About 100 Edgewood College students dressed in black in solidarity and walked out of class on Wednesday to attend a student-led listening session.

Three weeks before the walkout, the school was celebrating Dr. Martin Luther King Jr. during what they call Dream Week. Someone vandalized a poster of Martin Luther King Jr. and president Scott Flanagan sent out an email to alert students.

It happened again a week later, but student said the administration didn’t do enough to condemn the act.

During the walkout, at least 20 students expressed their frustration by speaking directly to the 17 members of the president’s cabinet who were in attendance.

“We’ll get on board when our staff can say that’s not right. We need to make it better,” said one student.

Ana Jimenez-Diaz, Student Senate president, said the event was organized to allow students to come speak their truth and be validated.

“It’s about time that we begin to rebuild the sense of our diverse and inclusive community here at Edgewood that I thought we had,” said Sydney Wilcox, Student Senate vice president.

One student asked the crowd how many of their professors talked about the vandalism in class but only a couple people raised their hands.

“Emails aren’t enough and today we’re standing here to try to talk about it and I think the main thing we need to work on is our staff,” she said.

Students spoke about the school justice system, saying students are getting away with getting in trouble on campus and allegations of sexual assault aren’t dealt with.
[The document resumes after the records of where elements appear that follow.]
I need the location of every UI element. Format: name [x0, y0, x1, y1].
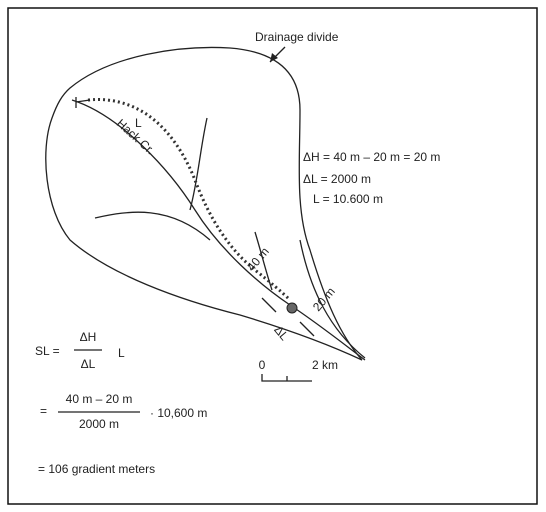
scale-bar: [261, 374, 312, 382]
scale-label: 2 km: [312, 358, 338, 372]
main-stream: [71, 99, 366, 361]
divide-label: Drainage divide: [255, 30, 339, 44]
tributary: [254, 231, 273, 291]
length-label: L: [135, 116, 142, 130]
formula-text: =: [40, 404, 47, 418]
basin-outline: [45, 46, 363, 361]
formula-text: 40 m – 20 m: [66, 392, 133, 406]
total-l: L = 10.600 m: [313, 192, 383, 206]
contour-label: 40 m: [244, 245, 272, 274]
segment-tick: [261, 297, 277, 313]
tributary: [189, 117, 208, 211]
scale-label: 0: [259, 358, 266, 372]
formula-result: = 106 gradient meters: [38, 462, 155, 476]
formula-text: · 10,600 m: [150, 406, 207, 420]
tributary: [94, 211, 211, 241]
formula-text: ΔH: [80, 330, 97, 344]
delta-h: ΔH = 40 m – 20 m = 20 m: [303, 150, 440, 164]
measure-point: [286, 302, 298, 314]
arrow-head: [270, 53, 278, 62]
flow-path: [87, 98, 292, 302]
formula-text: ΔL: [81, 357, 96, 371]
segment-tick: [299, 321, 315, 337]
formula-text: L: [118, 346, 125, 360]
frame: [7, 7, 538, 505]
path-start: [75, 99, 91, 103]
formula-text: 2000 m: [79, 417, 119, 431]
tributary: [299, 239, 366, 359]
formula-text: SL =: [35, 344, 60, 358]
delta-l: ΔL = 2000 m: [303, 172, 371, 186]
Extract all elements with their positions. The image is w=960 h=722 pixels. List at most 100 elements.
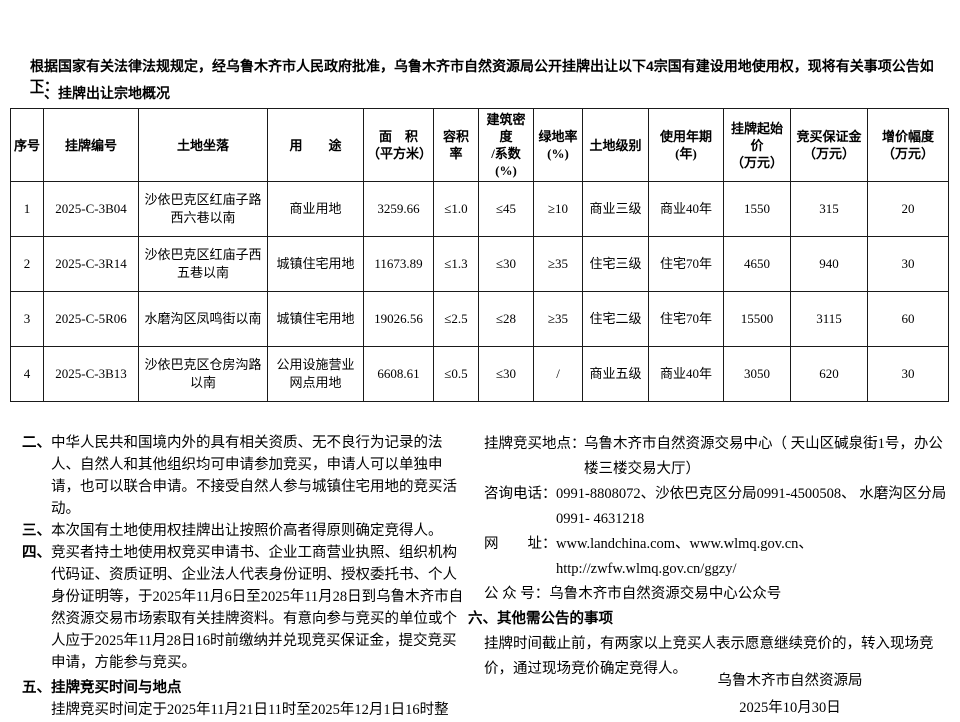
signature-block: 乌鲁木齐市自然资源局 2025年10月30日 — [640, 668, 940, 722]
table-cell: ≤30 — [478, 346, 534, 402]
table-cell: 2025-C-5R06 — [43, 291, 139, 347]
header-cell-use: 用 途 — [267, 108, 364, 182]
table-cell: 60 — [867, 291, 949, 347]
inquiry-phone-label: 咨询电话： — [484, 486, 557, 502]
section-3-label: 三、 — [22, 523, 51, 539]
inquiry-phone: 咨询电话： 0991-8808072、沙依巴克区分局0991-4500508、 … — [484, 482, 952, 532]
table-cell: ≥35 — [533, 291, 583, 347]
table-cell: 住宅三级 — [582, 236, 649, 292]
websites-text: www.landchina.com、www.wlmq.gov.cn、 http:… — [556, 536, 813, 577]
signature-date: 2025年10月30日 — [739, 700, 841, 716]
table-header-row: 序号 挂牌编号 土地坐落 用 途 面 积 （平方米） 容积率 建筑密度 /系数(… — [10, 108, 949, 182]
table-cell: ≤28 — [478, 291, 534, 347]
section-5-title: 五、挂牌竞买时间与地点 — [22, 680, 182, 696]
table-cell: 沙依巴克区仓房沟路以南 — [138, 346, 268, 402]
section-5-text: 挂牌竞买时间定于2025年11月21日11时至2025年12月1日16时整 — [51, 702, 449, 718]
header-cell-listing-no: 挂牌编号 — [43, 108, 139, 182]
table-cell: 3050 — [723, 346, 791, 402]
table-cell: ≤30 — [478, 236, 534, 292]
table-cell: ≤1.0 — [433, 181, 479, 237]
table-cell: 商业用地 — [267, 181, 364, 237]
table-row: 2 2025-C-3R14 沙依巴克区红庙子西五巷以南 城镇住宅用地 11673… — [10, 236, 949, 292]
section-4-text: 竞买者持土地使用权竞买申请书、企业工商营业执照、组织机构代码证、资质证明、企业法… — [51, 545, 464, 671]
table-cell: 4 — [10, 346, 44, 402]
header-cell-plot-ratio: 容积率 — [433, 108, 479, 182]
table-cell: 住宅二级 — [582, 291, 649, 347]
table-cell: 30 — [867, 236, 949, 292]
table-row: 4 2025-C-3B13 沙依巴克区仓房沟路以南 公用设施营业网点用地 660… — [10, 346, 949, 402]
table-cell: 6608.61 — [363, 346, 434, 402]
table-cell: 2025-C-3R14 — [43, 236, 139, 292]
header-cell-increment: 增价幅度 （万元） — [867, 108, 949, 182]
table-cell: ≤0.5 — [433, 346, 479, 402]
header-cell-location: 土地坐落 — [138, 108, 268, 182]
land-parcels-table: 序号 挂牌编号 土地坐落 用 途 面 积 （平方米） 容积率 建筑密度 /系数(… — [10, 108, 949, 402]
table-cell: 20 — [867, 181, 949, 237]
left-text-column: 二、 中华人民共和国境内外的具有相关资质、无不良行为记录的法人、自然人和其他组织… — [22, 432, 470, 721]
table-cell: 3115 — [790, 291, 868, 347]
table-cell: 商业五级 — [582, 346, 649, 402]
table-cell: 公用设施营业网点用地 — [267, 346, 364, 402]
header-cell-seq: 序号 — [10, 108, 44, 182]
table-cell: 940 — [790, 236, 868, 292]
section-2-label: 二、 — [22, 435, 51, 451]
websites-label: 网 址： — [484, 536, 557, 552]
table-cell: 沙依巴克区红庙子路西六巷以南 — [138, 181, 268, 237]
right-text-column: 挂牌竞买地点： 乌鲁木齐市自然资源交易中心（ 天山区碱泉街1号，办公楼三楼交易大… — [468, 432, 952, 682]
header-cell-start-price: 挂牌起始价 （万元） — [723, 108, 791, 182]
table-cell: 2025-C-3B13 — [43, 346, 139, 402]
auction-location: 挂牌竞买地点： 乌鲁木齐市自然资源交易中心（ 天山区碱泉街1号，办公楼三楼交易大… — [484, 432, 952, 482]
section-4-label: 四、 — [22, 545, 51, 561]
public-account: 公 众 号：乌鲁木齐市自然资源交易中心公众号 — [484, 582, 952, 607]
section-4: 四、 竞买者持土地使用权竞买申请书、企业工商营业执照、组织机构代码证、资质证明、… — [22, 542, 470, 674]
table-cell: 2025-C-3B04 — [43, 181, 139, 237]
table-cell: / — [533, 346, 583, 402]
table-cell: ≤1.3 — [433, 236, 479, 292]
section-2-text: 中华人民共和国境内外的具有相关资质、无不良行为记录的法人、自然人和其他组织均可申… — [51, 435, 457, 517]
table-cell: 3259.66 — [363, 181, 434, 237]
table-cell: 住宅70年 — [648, 291, 724, 347]
table-row: 1 2025-C-3B04 沙依巴克区红庙子路西六巷以南 商业用地 3259.6… — [10, 181, 949, 237]
public-account-label: 公 众 号： — [484, 586, 550, 602]
table-cell: 315 — [790, 181, 868, 237]
table-cell: 15500 — [723, 291, 791, 347]
table-cell: 商业40年 — [648, 181, 724, 237]
section-6-title: 六、其他需公告的事项 — [468, 611, 613, 627]
signature-org: 乌鲁木齐市自然资源局 — [717, 673, 863, 689]
table-cell: 住宅70年 — [648, 236, 724, 292]
header-cell-deposit: 竞买保证金 （万元） — [790, 108, 868, 182]
header-cell-tenure: 使用年期(年) — [648, 108, 724, 182]
section-3: 三、 本次国有土地使用权挂牌出让按照价高者得原则确定竞得人。 — [22, 520, 470, 542]
inquiry-phone-text: 0991-8808072、沙依巴克区分局0991-4500508、 水磨沟区分局… — [556, 486, 947, 527]
table-cell: ≥10 — [533, 181, 583, 237]
public-account-text: 乌鲁木齐市自然资源交易中心公众号 — [549, 586, 782, 602]
header-cell-area: 面 积 （平方米） — [363, 108, 434, 182]
table-cell: 19026.56 — [363, 291, 434, 347]
table-cell: 3 — [10, 291, 44, 347]
table-cell: ≤2.5 — [433, 291, 479, 347]
table-cell: 沙依巴克区红庙子西五巷以南 — [138, 236, 268, 292]
table-cell: ≤45 — [478, 181, 534, 237]
table-cell: 2 — [10, 236, 44, 292]
header-cell-green-rate: 绿地率 (%) — [533, 108, 583, 182]
intro-paragraph: 根据国家有关法律法规规定，经乌鲁木齐市人民政府批准，乌鲁木齐市自然资源局公开挂牌… — [30, 58, 934, 94]
auction-location-text: 乌鲁木齐市自然资源交易中心（ 天山区碱泉街1号，办公楼三楼交易大厅） — [584, 436, 943, 477]
table-cell: 620 — [790, 346, 868, 402]
table-cell: 11673.89 — [363, 236, 434, 292]
section-2: 二、 中华人民共和国境内外的具有相关资质、无不良行为记录的法人、自然人和其他组织… — [22, 432, 470, 520]
websites: 网 址： www.landchina.com、www.wlmq.gov.cn、 … — [484, 532, 952, 582]
table-cell: 商业三级 — [582, 181, 649, 237]
table-cell: 4650 — [723, 236, 791, 292]
header-cell-land-grade: 土地级别 — [582, 108, 649, 182]
table-cell: 1 — [10, 181, 44, 237]
table-cell: 30 — [867, 346, 949, 402]
table-row: 3 2025-C-5R06 水磨沟区凤鸣街以南 城镇住宅用地 19026.56 … — [10, 291, 949, 347]
table-cell: 商业40年 — [648, 346, 724, 402]
auction-location-label: 挂牌竞买地点： — [484, 436, 586, 452]
header-cell-density: 建筑密度 /系数(%) — [478, 108, 534, 182]
table-cell: 城镇住宅用地 — [267, 291, 364, 347]
section-6-text: 挂牌时间截止前，有两家以上竞买人表示愿意继续竞价的，转入现场竞价，通过现场竞价确… — [484, 636, 934, 677]
section-3-text: 本次国有土地使用权挂牌出让按照价高者得原则确定竞得人。 — [51, 523, 443, 539]
table-cell: ≥35 — [533, 236, 583, 292]
table-cell: 城镇住宅用地 — [267, 236, 364, 292]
“Some of us are so tired of repeating what we experience on this racially divided, male-dominant, sexist and let’s not forget homophobic, predominantly white campus,” said student Demond Hill. “When someone asks me if Edgewood College cares about diversity and inclusion, I’m just going to have to tell them the truth. We don’t.”

Staff said an open forum like this hasn’t happened in at least eight years, but this event could energize staff and students to create a transparent relationship.

“To really improve the student experience we need to hear from our students in forums like this,” said Tony Garcia, executive director of diversity. “I’m proud of our students who were up there, but their experiences just tear me apart.”